Capt. O'Brien takes Ronny to a crap game. Ronny tries to discourage him from playing, but O'Brien will not listen, so Ronny gets into the game, and using his skill with the dice, wins everybody's money. Joan's would-be boyfriend Tod finds out and tells Joan. She is at first disappointed in Ronny, but soon realizes that he was protecting her father, putting all his winnings in the book the O'Briens keep their money. He also gives Mrs. Spadaloni the money that her husband Tony lost in the game.

Tod suspects Ronny is the man the police are after. When Alex returns, Tod reunites him with his "friend". They find him saying goodbye to Joan. Ronny gets away.
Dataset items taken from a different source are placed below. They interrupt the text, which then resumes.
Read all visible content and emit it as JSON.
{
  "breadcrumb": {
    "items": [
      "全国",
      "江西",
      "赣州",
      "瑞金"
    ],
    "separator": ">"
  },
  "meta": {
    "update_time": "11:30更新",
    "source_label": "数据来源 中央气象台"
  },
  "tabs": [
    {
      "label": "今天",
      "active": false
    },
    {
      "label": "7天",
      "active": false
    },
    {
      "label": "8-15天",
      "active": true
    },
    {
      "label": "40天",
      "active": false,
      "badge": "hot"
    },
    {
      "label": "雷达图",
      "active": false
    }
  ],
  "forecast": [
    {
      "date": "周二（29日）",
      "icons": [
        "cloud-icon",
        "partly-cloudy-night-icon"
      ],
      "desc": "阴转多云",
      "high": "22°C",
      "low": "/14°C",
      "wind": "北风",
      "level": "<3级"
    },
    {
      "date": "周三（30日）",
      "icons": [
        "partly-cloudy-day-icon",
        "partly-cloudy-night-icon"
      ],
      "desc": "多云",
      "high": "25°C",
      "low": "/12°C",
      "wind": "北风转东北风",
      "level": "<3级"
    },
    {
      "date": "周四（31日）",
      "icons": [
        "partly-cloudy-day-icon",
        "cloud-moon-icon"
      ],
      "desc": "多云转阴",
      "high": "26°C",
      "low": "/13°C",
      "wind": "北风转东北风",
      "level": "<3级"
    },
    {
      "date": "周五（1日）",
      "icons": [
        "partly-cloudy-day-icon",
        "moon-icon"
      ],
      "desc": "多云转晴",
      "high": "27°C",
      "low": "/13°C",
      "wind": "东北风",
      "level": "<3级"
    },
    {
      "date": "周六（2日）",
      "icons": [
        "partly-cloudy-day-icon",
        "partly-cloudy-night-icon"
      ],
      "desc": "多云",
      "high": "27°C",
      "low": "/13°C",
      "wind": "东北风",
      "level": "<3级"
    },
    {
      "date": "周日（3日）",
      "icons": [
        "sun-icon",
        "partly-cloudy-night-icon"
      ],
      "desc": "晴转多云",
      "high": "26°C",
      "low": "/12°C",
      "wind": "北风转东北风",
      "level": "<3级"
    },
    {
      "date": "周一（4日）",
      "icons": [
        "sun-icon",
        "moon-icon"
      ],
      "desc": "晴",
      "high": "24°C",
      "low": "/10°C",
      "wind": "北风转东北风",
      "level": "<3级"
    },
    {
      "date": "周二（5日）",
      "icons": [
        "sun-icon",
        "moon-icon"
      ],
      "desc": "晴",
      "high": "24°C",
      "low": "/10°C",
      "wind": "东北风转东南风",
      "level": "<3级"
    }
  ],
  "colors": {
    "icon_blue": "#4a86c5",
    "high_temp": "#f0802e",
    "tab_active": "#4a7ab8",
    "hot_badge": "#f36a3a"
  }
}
Later he phones Mac to tell him where he is hiding out, but Gloria answers and decides to go see him herself without telling Mac. She tries to talk him into running away together, but Ronny is not interested. Mac follows, and realizing that Ronny would never betray him, breaks up with Gloria and tells Ronny he has arranged for a freighter to smuggle him out of the country. He takes the murder weapon, planning to dispose of it. Ronny insists on going to see Joan again. Jess, Mac's right-hand man overhears Gloria informing the police where he is going. Mac and Jess hire some goons and rush over. A fight breaks out when Tod sports Ronny with Joan, and the police capture Ronny and Mac, the latter with the pistol. Ronny keeps on lying for Mac, but Mac confesses to killing Burdon in self-defense. That leaves Ronnie and Joan free to embark on Joan's dream: to open a restaurant.

== Cast ==
- Ann Rutherford as Joan O'Brien
- Frank Albertson as Ronny Hillyer
- J. Farrell MacDonald as Capt. O'Brien
- Barbara Pepper as Gloria Vance
- Charles C. Wilson as Jim McFee
- Grant Withers as Tod
- Purnell Pratt as Dist. Atty. Shaw
- Jack La Rue as Tom Burden
- Ward Bond as Jess
- Paul Porcasi as Tony Spadaloni
- Mary Gordon as Mrs. O'Flaherty
- Mathilde Comont as Mrs. Spadaloni
- Robert Emmett O'Connor as Police lieutenant
- Clarence Wilson as Truant officer
- Victor Potel as Alex
- Wally Albright as Mickey O'Flaherty
- Smiley Burnette as Musician
- Naomi Judge as Mrs. DeLacy
- Norma Taylor as Blonde casino patron

== Soundtrack ==
- "Deep Dark River" (Music and Lyrics by Smiley Burnette)
- "What I Wouldn't Do" (Music and Lyrics by Smiley Burnette)

==Production==
Part of the film was shot off the San Pedro harbor in California.

==Critical reception==
Motion Picture Herald described it as an "unpretentious picture", made up of "tried and true" elements with a "novel twist". Ann Rutherford was complimented "in her first starring role", along with some of the supporting players, Frank Albertson, Barbara Pepper, Grant Withers and J. Farrell Macdonald.